Theories of a Jewish cabal controlling American foreign policy have gone mainstream. Once largely the province of the fringe Right, conspiracy theories involving Jews are far more likely to be heard today in Democratic Party circles.
Last year, former Democratic presidential hopeful Gary Hart warned against neo-conservatives unable "to distinguish their loyalties to their original homelands [i.e., Israel] from their loyalties to America." Retiring senator Fritz Hollings (D.-S.Car.) charges that the United States was pushed into war in Iraq by Jewish neo-conservatives eager to increase Israel’s security.
In the now familiar litany, Richard Perle, Paul Wolfowitz and Douglas Feith, Jews who hold, or once held, senior positions in the Defense Department, somehow duped President Bush, Vice-President Cheney, and Defense Secretary Rumsfeld into declaring war on Saddam Hussein. Their goal: to aid the warmongering Likud-led government in Israel.
Equally worrisome is what the great American historian Richard Hofstadter called the "paranoid style" that has taken over large swaths of the Democratic Party. Michael Moore, accorded iconic status by the party faithful at last week’s Democratic convention, is the avatar of this new trend. His febrile brain spins conspiracies without end. Asked to name the epicenters of world evil, during a speech in Liverpool, he responded, "It’s all part of the same ball of wax, right? The oil companies, Israel, Halliburton." The linkage of Israel with the oil companies is on a par with Saudi Prince Abdullah’s recent charge that Israel is behind Al Qaeda.
It is necessary to show how nutso the "Israel made us do it" theories are in order to understand how much they resemble an updated version of the Protocols of the Elders of Zion.
For one thing, Operation Iraqi Freedom did little to increase Israel’s security, and may even have lessened it in the long run. Though few tears will be shed in Jerusalem over Saddam’s downfall, Israeli policymakers for years viewed him as a minor irritant compared to the much larger threat from Iran. The backlash from the war in Iraq has made the chances of concerted American-led action to forestall Iran going nuclear far less likely.
Those who attempt to explain the war in Iraq in terms of Israel tend to ignore that the world, or at least our perception of the world, changed rather dramatically on 9/11. The events of that day are to the conspiracy theorists what Palestinian terrorism is to the International Court of Justice’s security fence decision: the unmentioned fact that makes nonsense of all their theorizing.

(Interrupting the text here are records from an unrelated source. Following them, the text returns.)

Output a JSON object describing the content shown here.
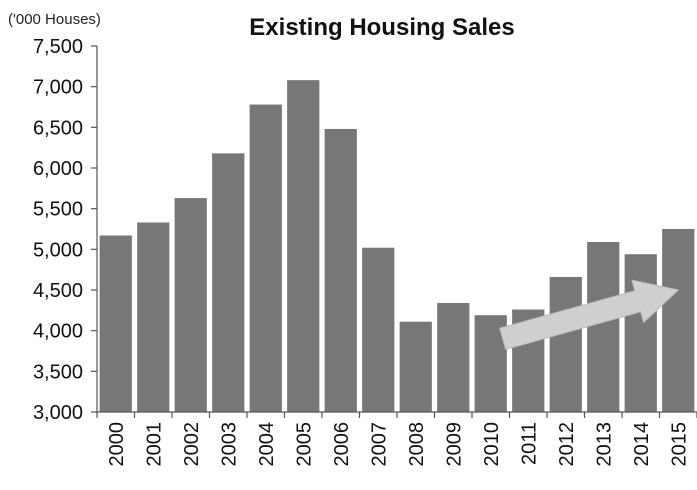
{
  "chart_data": {
    "type": "bar",
    "title": "Existing Housing Sales",
    "units_label": "('000 Houses)",
    "xlabel": "",
    "ylabel": "",
    "categories": [
      "2000",
      "2001",
      "2002",
      "2003",
      "2004",
      "2005",
      "2006",
      "2007",
      "2008",
      "2009",
      "2010",
      "2011",
      "2012",
      "2013",
      "2014",
      "2015"
    ],
    "values": [
      5170,
      5330,
      5630,
      6180,
      6780,
      7080,
      6480,
      5020,
      4110,
      4340,
      4190,
      4260,
      4660,
      5090,
      4940,
      5250
    ],
    "ylim": [
      3000,
      7500
    ],
    "yticks": [
      3000,
      3500,
      4000,
      4500,
      5000,
      5500,
      6000,
      6500,
      7000,
      7500
    ],
    "ytick_labels": [
      "3,000",
      "3,500",
      "4,000",
      "4,500",
      "5,000",
      "5,500",
      "6,000",
      "6,500",
      "7,000",
      "7,500"
    ],
    "grid": false,
    "legend": "none",
    "bar_color": "#777777",
    "annotation": {
      "type": "trend-arrow",
      "from_category": "2010",
      "to_category": "2015",
      "from_value": 3900,
      "to_value": 4500,
      "color": "#cfcfcf"
    }
  }
}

Jewish neo-conservatives did not "deftly substitute the threat of Islam for the threat of Communism," as Simon Jenkins charges in the Times of London. Rather 9/11 revealed that Islamist fanaticism is the enemy – an enemy bent on the total subjugation of the West however long it takes. That is the conclusion of the 9/11 Commission.
Any explanation of the war in Iraq that fails to place it in the context of 9/11 fails the test of seriousness. Unless one believes, in the manner of a recent French bestseller, that 9/11 never happened or that it was plotted by Israel, 9/11 explodes the theory that Iraqi Freedom was about Israel.

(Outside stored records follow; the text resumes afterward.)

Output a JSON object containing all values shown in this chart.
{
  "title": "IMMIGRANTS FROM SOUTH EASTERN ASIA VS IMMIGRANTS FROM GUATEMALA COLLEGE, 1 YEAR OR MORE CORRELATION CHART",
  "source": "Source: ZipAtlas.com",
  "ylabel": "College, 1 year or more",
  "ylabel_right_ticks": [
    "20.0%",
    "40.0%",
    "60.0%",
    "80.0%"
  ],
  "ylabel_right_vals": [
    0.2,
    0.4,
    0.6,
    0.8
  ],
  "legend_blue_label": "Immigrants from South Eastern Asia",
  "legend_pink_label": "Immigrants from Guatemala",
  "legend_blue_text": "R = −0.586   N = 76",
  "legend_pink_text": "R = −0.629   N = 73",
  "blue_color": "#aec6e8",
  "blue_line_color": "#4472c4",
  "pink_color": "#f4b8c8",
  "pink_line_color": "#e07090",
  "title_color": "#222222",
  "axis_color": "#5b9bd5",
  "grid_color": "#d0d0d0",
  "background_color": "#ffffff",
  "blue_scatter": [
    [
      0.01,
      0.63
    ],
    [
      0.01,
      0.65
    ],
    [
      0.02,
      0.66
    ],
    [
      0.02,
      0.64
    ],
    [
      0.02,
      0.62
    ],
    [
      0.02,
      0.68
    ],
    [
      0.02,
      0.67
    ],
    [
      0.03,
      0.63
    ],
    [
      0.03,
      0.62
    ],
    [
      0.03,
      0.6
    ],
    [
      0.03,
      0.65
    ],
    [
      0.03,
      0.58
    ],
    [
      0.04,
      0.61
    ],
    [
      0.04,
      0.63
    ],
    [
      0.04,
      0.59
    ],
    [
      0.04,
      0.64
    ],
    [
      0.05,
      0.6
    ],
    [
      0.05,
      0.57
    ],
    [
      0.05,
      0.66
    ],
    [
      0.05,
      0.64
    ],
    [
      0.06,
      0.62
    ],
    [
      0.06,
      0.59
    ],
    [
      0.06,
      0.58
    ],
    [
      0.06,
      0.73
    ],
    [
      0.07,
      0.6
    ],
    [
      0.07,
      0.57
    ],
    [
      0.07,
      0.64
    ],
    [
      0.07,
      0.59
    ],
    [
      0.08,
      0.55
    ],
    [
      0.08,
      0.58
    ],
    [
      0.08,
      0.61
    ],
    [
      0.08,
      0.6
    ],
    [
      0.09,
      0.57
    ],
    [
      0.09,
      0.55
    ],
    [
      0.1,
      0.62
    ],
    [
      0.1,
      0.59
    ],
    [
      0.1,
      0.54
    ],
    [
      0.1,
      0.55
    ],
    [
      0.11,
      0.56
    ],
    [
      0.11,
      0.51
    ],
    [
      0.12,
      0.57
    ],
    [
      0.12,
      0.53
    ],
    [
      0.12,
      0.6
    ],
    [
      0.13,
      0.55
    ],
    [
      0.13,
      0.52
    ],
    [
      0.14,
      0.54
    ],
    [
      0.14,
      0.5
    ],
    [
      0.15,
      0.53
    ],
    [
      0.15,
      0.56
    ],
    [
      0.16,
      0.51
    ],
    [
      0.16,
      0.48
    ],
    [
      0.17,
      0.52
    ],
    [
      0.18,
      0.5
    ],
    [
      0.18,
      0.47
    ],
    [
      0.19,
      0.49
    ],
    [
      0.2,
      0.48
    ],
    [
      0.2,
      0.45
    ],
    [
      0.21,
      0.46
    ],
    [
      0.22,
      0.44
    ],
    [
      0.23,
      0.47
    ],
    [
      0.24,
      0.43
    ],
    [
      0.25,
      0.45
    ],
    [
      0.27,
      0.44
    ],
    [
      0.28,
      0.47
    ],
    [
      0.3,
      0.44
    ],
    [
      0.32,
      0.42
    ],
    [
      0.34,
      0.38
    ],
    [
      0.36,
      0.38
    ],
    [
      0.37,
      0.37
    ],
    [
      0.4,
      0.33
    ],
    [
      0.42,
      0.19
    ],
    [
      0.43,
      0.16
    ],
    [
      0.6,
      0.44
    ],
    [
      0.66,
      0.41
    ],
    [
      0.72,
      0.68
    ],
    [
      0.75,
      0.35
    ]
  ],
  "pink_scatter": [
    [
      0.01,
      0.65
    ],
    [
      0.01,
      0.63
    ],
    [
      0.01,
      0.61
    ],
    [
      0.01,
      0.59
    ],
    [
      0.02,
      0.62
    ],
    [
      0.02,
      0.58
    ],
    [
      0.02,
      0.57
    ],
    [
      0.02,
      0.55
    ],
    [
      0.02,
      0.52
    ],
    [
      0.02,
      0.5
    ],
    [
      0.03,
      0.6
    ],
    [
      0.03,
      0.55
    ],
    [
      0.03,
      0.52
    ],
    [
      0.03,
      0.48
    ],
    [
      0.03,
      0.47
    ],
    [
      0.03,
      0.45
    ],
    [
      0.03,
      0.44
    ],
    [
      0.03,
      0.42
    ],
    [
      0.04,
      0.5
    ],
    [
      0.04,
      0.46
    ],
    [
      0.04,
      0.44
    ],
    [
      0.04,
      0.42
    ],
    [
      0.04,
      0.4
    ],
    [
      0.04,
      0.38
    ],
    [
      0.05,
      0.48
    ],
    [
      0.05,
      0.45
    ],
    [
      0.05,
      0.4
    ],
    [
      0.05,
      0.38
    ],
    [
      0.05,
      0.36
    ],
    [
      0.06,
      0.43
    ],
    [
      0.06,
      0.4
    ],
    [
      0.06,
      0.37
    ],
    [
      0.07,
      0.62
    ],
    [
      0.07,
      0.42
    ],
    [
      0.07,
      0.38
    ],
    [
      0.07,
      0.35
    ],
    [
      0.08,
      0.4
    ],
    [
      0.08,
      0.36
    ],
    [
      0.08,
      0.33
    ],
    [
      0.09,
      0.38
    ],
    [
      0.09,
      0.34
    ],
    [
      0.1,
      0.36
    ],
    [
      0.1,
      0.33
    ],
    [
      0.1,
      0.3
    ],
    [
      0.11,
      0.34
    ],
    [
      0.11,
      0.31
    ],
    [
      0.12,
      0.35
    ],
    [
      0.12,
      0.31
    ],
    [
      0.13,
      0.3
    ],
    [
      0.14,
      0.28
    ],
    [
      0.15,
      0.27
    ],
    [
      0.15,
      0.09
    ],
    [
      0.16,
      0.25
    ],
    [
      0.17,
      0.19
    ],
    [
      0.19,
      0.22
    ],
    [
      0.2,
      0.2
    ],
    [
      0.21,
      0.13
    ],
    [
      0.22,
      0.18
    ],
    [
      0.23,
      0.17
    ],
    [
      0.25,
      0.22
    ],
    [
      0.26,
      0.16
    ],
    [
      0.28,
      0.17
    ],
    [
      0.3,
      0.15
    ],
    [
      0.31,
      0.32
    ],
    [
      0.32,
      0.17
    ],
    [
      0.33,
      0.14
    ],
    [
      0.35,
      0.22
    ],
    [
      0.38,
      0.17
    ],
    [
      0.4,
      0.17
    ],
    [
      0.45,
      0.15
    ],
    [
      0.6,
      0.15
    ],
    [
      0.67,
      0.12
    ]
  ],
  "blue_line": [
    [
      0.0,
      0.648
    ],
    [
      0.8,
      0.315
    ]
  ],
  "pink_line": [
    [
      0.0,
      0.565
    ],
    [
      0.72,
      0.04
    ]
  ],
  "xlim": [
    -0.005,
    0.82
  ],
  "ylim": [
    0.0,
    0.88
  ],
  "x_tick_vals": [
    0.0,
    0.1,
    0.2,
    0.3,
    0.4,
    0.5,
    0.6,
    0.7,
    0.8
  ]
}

The influence of neoconservatives after 9/11, as Joshua Muravchik points out ("The Neoconservative Cabal," Commentary, September 2003) owes to the fact that they had a clear analysis of what went wrong and a plan of action: wage war on terror groups and their state supporters.
In addition, support for the export of democracy has long been a central plank of the neoconservative platform. After 9/11 that project took on new urgency, as creating viable democracies in the Middle East came to be seen as the only means of draining the swamps in which Islamist rage breeds. Iraq was the test case.

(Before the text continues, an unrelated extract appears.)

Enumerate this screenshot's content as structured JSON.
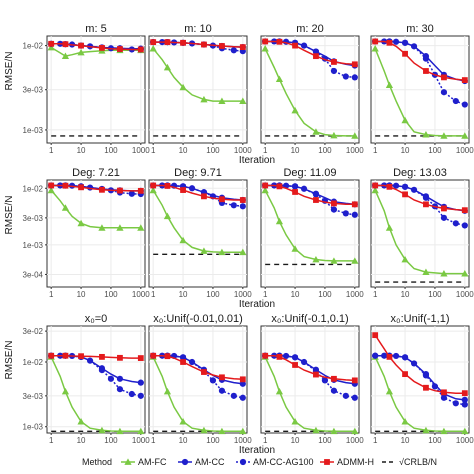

Neocons also tend to favor the employment of American power to prevent mass murder, as in Bosnia. Ridding Iraq of a tyrant who had brutally murdered hundreds of thousands of his subjects, and who continued to divert billions of dollars of oil revenues to building pleasure palaces, while tens of thousands of Iraqi children died a year, was clearly attractive on humanitarian grounds as well.
Neoconservative support for Iraqi Freedom, then, was part of a well-developed worldview, not an instance of special pleading on behalf of Israel due to ethnic ties. Yes, neoconservatives, both Jewish and non-Jewish, tend to be very supportive of Israel. But they do so out of a well-developed worldview that stresses the use of American power against enemies far from home to forestall threats to the homefront, eschews appeasement, whether of Soviet communism in its day or Islamic terrorism today, favors the export of democracy and confronting tyrants.
Bush, Cheney, and Rumsfeld bought the arguments advanced by neoconservatives, not because their brains were taken over by agents of Israel, but out of their clear conception of American national interests.
American Jews inclined, out of force of long habit, to vote Democrat in November might consider the following: If they do so, they will be joining millions of others who have turned the work of a director who views Israel at the epicenter of world evil into a cult hit and who have no trouble believing that a small group of Jews sent American boys to die in Iraq to benefit Israel.